Harlan explained that they are taking principles of the Mediterranean diet and translating them for American cooks, noting that most doctors fail to understand what the diet means clinically. He said that focusing on elements of the Mediterranean diet can substantially improve health. You can calculate your 9-item Mediterranean diet score based on the following food groups: vegetables, legumes, fruits and nuts, whole grains, fish, oils and fats, dairy, meats and alcohol, he said.
"If you improve your Mediterranean diet score by two points, it reduces your all-cause mortality by 25% — not just heart disease, stroke and cancer," Harlan said. "Higher Mediterranean diet scores have been shown to reduce risk of Alzheimer's disease, macular degeneration, cancer, etc. So it's all about driving that score up in your patient."
He provided an example of switching a patient’s breakfast from a fast-food egg sandwich and soda to a homemade scrambled egg sandwich on whole grain bread with an apple, which would increase their Mediterranean diet score by two points. Or switching to peanuts or cashews from Cheez-Its, which are made with white flour.
"When you look at this, it's about small, simple, incremental changes," Harlan said. "Nobody has taught us that. And in our defense, as physicians, we have spent two millennia doing interventional care, episodic care — not preventive. We've gotten really good at that. And the problem is we've gotten so good at it, and during that period there's been a concomitant rise in ultra-processed, calorie-dense, nutrient-poor foods that are pretty easily available. We have a crisis of food-related disease."
He said that the U.S. is spending $250 billion a year on diabetes-related care and within the next 10 years, the country will be spending almost a trillion dollars on heart disease-related care, which makes the situation of prevention urgent.
"We're not as good at the intervention as we're going to be, but we're pretty damn good at it," Harlan said. " We need to become really good at the prevention piece and using diet as a treatment."
Harlan incorporates aspects of what he preaches about the Mediterranean diet into his own life, with a fridge and pantry full of fruits, vegetables and items for his "sandwich construction kit."
"I'm a sandwich eater, so I like provolone cheese, hardboiled eggs, and tons of different things to make sandwiches with," he said. "I have a whole bunch of spreads like mustards, chipotle paste and sundried tomato paste."
Harlan said he also buys fresh fish and chicken and often eats rice, because he has celiac disease.

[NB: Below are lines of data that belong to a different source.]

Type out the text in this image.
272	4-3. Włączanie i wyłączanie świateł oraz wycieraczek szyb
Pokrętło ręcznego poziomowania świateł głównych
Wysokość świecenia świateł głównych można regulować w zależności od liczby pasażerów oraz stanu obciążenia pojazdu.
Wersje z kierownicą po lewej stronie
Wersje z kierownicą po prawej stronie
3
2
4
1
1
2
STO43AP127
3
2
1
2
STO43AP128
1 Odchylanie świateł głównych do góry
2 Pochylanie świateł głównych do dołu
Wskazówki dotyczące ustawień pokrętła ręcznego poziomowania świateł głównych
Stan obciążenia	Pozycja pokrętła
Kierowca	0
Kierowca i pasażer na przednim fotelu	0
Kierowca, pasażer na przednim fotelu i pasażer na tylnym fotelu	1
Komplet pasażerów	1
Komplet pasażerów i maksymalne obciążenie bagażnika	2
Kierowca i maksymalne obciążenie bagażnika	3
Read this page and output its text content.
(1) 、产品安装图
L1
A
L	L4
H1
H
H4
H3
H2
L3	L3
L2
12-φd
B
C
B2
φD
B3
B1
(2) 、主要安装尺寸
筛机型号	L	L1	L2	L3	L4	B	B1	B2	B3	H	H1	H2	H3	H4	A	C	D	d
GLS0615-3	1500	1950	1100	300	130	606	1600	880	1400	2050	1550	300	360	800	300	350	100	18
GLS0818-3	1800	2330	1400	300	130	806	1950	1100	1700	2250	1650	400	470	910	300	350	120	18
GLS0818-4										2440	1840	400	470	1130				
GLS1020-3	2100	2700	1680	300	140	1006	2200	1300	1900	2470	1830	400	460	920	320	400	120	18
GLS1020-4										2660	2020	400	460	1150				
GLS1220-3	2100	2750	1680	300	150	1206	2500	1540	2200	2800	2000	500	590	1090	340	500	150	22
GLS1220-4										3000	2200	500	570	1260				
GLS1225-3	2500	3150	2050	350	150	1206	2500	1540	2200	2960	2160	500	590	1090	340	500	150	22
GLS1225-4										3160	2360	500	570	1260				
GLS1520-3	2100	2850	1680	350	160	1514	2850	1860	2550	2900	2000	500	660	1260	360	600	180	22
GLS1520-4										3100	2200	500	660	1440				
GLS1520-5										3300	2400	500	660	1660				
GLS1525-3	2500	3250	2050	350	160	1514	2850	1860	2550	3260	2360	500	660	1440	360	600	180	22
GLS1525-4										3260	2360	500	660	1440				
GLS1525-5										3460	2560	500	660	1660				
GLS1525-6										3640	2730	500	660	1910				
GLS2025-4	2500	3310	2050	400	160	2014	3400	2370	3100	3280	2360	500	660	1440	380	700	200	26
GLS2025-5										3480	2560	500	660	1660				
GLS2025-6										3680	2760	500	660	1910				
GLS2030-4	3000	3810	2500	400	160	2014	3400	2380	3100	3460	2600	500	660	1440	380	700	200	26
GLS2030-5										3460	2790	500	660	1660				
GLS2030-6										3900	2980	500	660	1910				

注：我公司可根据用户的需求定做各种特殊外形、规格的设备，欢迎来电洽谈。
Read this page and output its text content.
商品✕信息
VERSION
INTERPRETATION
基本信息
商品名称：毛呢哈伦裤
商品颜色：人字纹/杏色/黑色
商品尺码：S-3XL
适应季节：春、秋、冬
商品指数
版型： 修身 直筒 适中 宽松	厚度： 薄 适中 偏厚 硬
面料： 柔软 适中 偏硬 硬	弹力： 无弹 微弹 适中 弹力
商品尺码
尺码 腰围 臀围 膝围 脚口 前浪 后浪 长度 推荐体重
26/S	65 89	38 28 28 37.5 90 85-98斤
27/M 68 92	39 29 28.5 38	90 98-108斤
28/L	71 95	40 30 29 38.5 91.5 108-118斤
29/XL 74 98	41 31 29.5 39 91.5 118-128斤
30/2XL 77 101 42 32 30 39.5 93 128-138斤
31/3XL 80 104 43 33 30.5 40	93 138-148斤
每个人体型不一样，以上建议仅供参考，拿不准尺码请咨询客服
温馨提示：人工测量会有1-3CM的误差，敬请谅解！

He said that patients looking to improve their diets should be eating more fruits, nuts, whole grains, legumes, vegetables, fish and better quality oils and fats. They should be eating less dairy and meat, especially fatty meat, and be very careful about alcohol.
For physicians looking to incorporate culinary medicine into their practice now, Harlan recommended www.culinarymedicine.org, which has some content and continuing medical education opportunities and will soon feature handouts and recipes.
To physicians who remain skeptical about incorporating another aspect into their brief time with patients, Harlan says: "It's a whole bunch easier than you think. For what it's worth, I practice every day, and I know this works." – by Chelsea Frajerman Pardes
Disclosures: Harlan reports being a publisher for Harlan Brothers Productions, LLC.